Synopsis: In 1920s Copenhagen, celebrated landscape painter Einar Wegener (Eddie Redmayne) comes to believe that he is really a woman and begins a new life as Lili Elbe (Eddie Redmayne) culminating in gender reassignment surgery. 

With his latest film one is tempted to describe director Tom Hooper as a fool rushing in where angels would fear to tread.  Its idea is a tantalizing one but how to pull it off?  Only a brilliant performance by the actor playing the central role could withstand the scrutiny of the camera and keep the film from becoming a farce. Unfortunately, Eddie Redmayne is not that actor. For a male, yes, he has exceptionally fine features and an androgynous figure and in principle he was a good choice for the role. His Oscar-winning embodiment of the physical transformation of Stephen Hawking in last year’s The Theory of Everything was unquestionably a marvellous achievement. But here thanks to Lucinda Coxon’s dutiful script, based on a novel by David Ebershoff, and Tom Hooper’s decorous helming he has little to work with. With really only two tricks up his sleeve, either toothily smiling and batting his eyelids coquettishly or being overwhelmed by attacks of the female vapours, once Einar starts fondling his wife’s silk stockings that’s really as much as we get with respect to male/female transformation and for the rest of the film we are treated to little else other than a blow-by-blow account of the events leading up to his surgery. 
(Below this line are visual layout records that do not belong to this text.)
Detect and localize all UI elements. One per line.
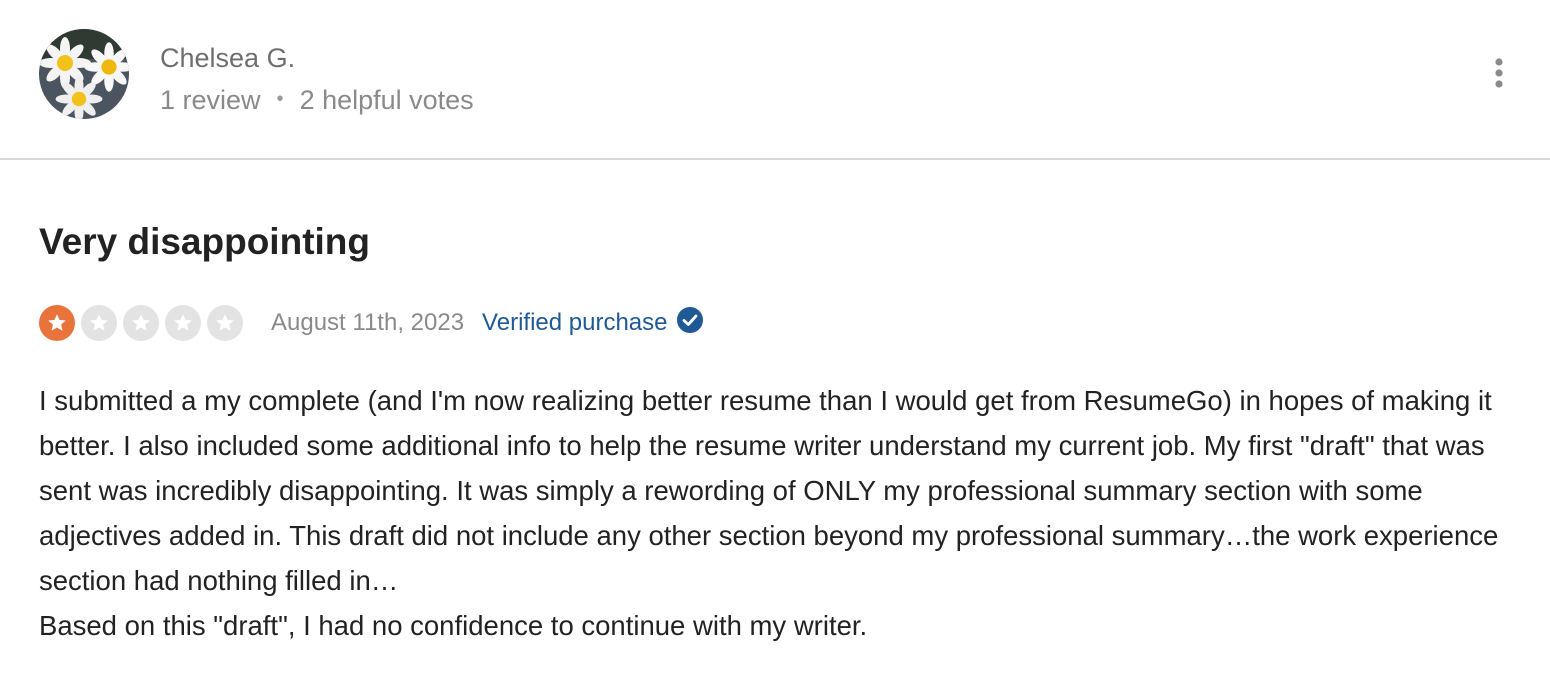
reviewer-name[interactable]: Chelsea G. xyxy=(160,42,295,74)
review-paragraph: I submitted a my complete (and I'm now r… xyxy=(39,385,1499,596)
reviewer-header: Chelsea G. 1 review • 2 helpful votes xyxy=(0,0,1550,160)
check-circle-icon xyxy=(676,306,704,341)
review-body: I submitted a my complete (and I'm now r… xyxy=(39,378,1519,648)
helpful-votes-count: 2 helpful votes xyxy=(299,85,474,115)
star-empty-icon xyxy=(207,305,243,341)
star-rating xyxy=(39,305,243,341)
meta-separator: • xyxy=(276,88,284,110)
verified-purchase-label: Verified purchase xyxy=(482,309,668,336)
review-title: Very disappointing xyxy=(39,221,370,262)
rating-row: August 11th, 2023 Verified purchase xyxy=(39,304,704,342)
more-options-button[interactable] xyxy=(1484,56,1514,92)
review-count: 1 review xyxy=(160,85,261,115)
star-filled-icon xyxy=(39,305,75,341)
star-empty-icon xyxy=(165,305,201,341)
review-date: August 11th, 2023 xyxy=(271,309,465,336)
verified-purchase-badge[interactable]: Verified purchase xyxy=(482,306,703,341)
daisy-flowers-avatar-icon xyxy=(39,29,129,119)
review-paragraph: Based on this "draft", I had no confiden… xyxy=(39,610,868,641)
star-empty-icon xyxy=(81,305,117,341)
reviewer-avatar[interactable] xyxy=(39,29,129,119)
star-empty-icon xyxy=(123,305,159,341)
more-vertical-icon xyxy=(1495,58,1503,88)
reviewer-stats: 1 review • 2 helpful votes xyxy=(160,84,474,119)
Part of the problem is that Redmayne is playing opposite Alicia Vikander who is so naturally and exquisitely feminine that he can’t help but look like an unconvincing approximation of the ideal.  And this is a problem, as Hooper wants us to accept Lili as such, as apparently her social circle did, when Redmayne, ironically so given his androgynous appeal when dressed as a man looks like a rather horsily masculine cross-dresser camping it up. Frankly Dustin Hoffman did a better job of playing a woman in Tootsie(1982).
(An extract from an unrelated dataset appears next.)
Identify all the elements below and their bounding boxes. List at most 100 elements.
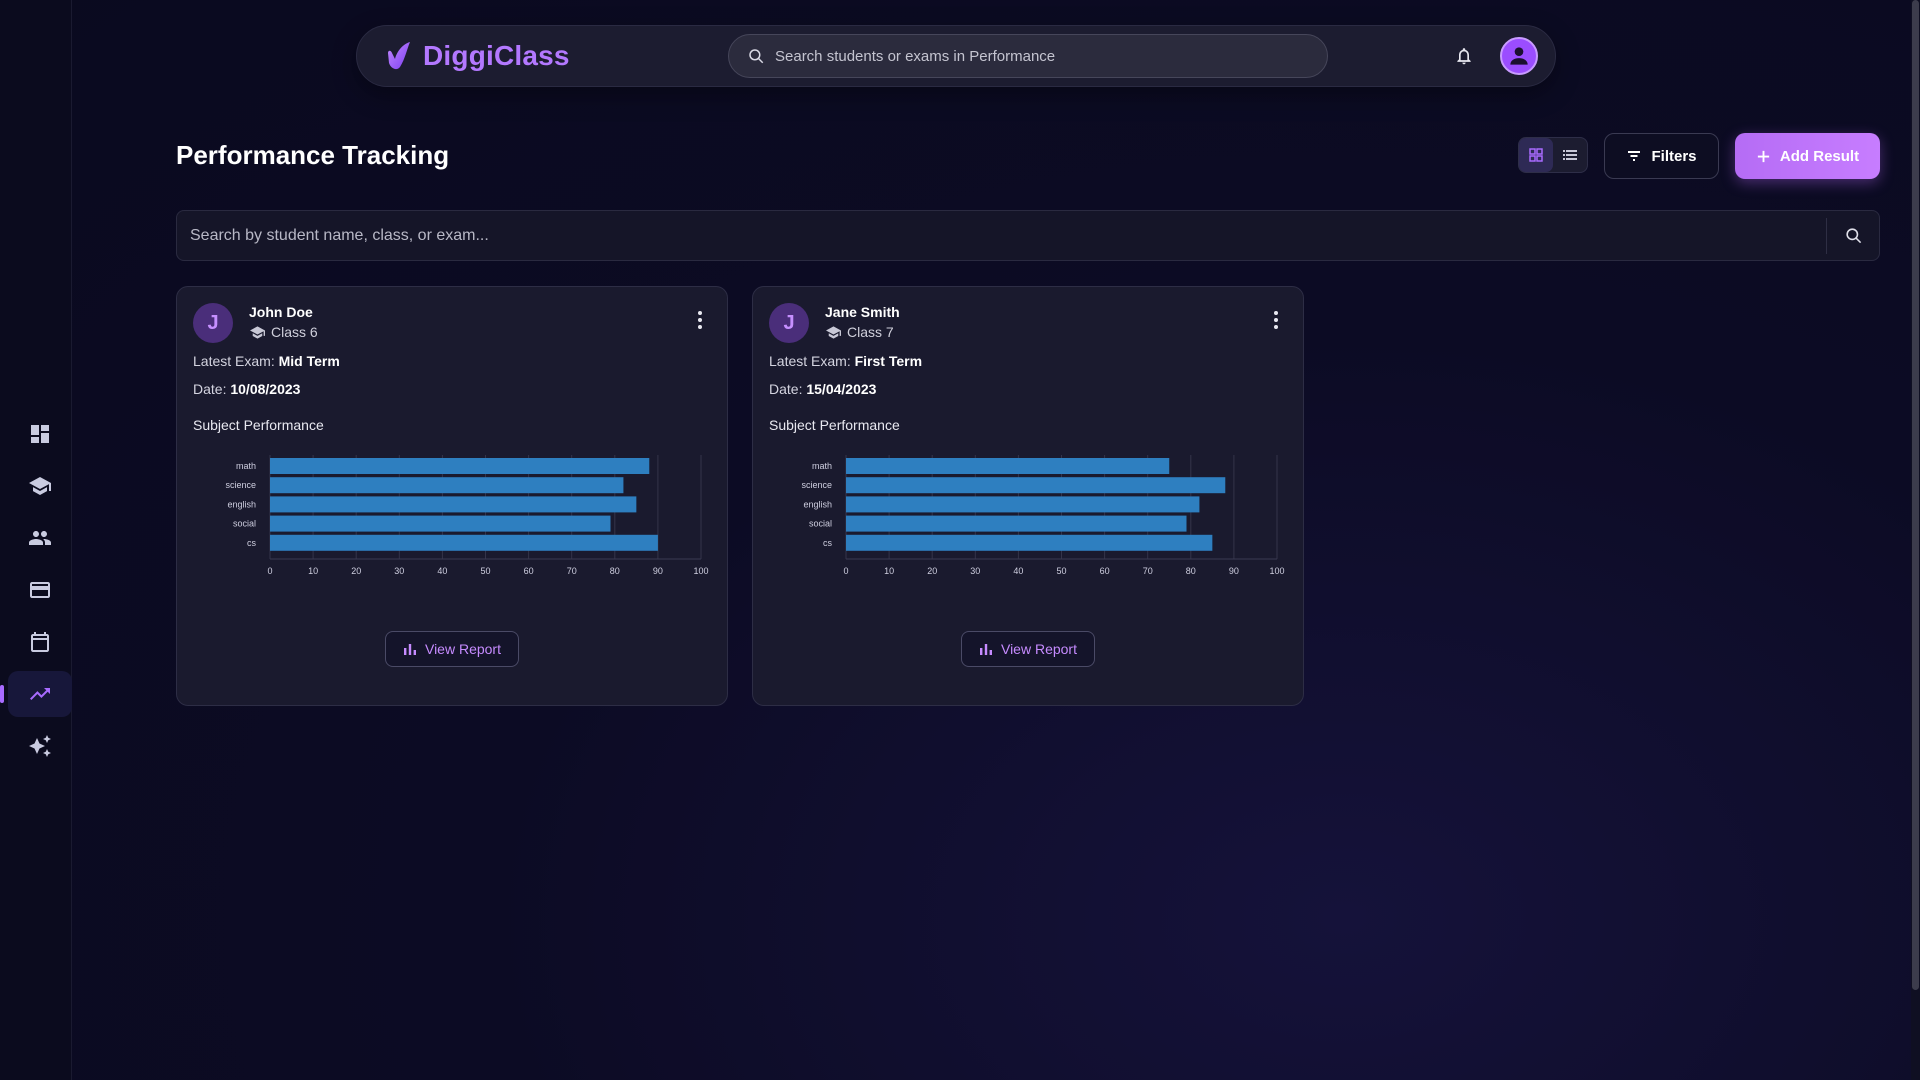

Lili’s unconvincing appearance is only exaggerated by the immaculate, high-end production design which tends to stifle or substitute for any sense of real-life actuality. Vikander as Einar’s wife, Gerda, is very good in bringing home the confusion and sense of rejection that Gerda feels but after a while one tires of her fabulous ’20s outfits whilst her relationship with Einar’s childhood friend (Matthias Schoenaerts) comes across as a purely Mills and Boonish invention.  But this is precisely the problem with the film – Hooper had such a rich source of dramatic substance, one with multiple levels of interest, to explore but he gives us instead an elegant but hermetic and essentially conventionally-realized film which, at best, fails to connect with what was a highly unusual situation. At worst, it skirts the faintly ridiculous.  And, particularly given the story’s outcome, one can’t help but think there was much more to be said from medical and legal point of view about the radically innovative surgery that Einar undergoes but which here is given scant attention. .

FYI: For a much more effective look at gender-reassignment check out TransAMERICA (2005).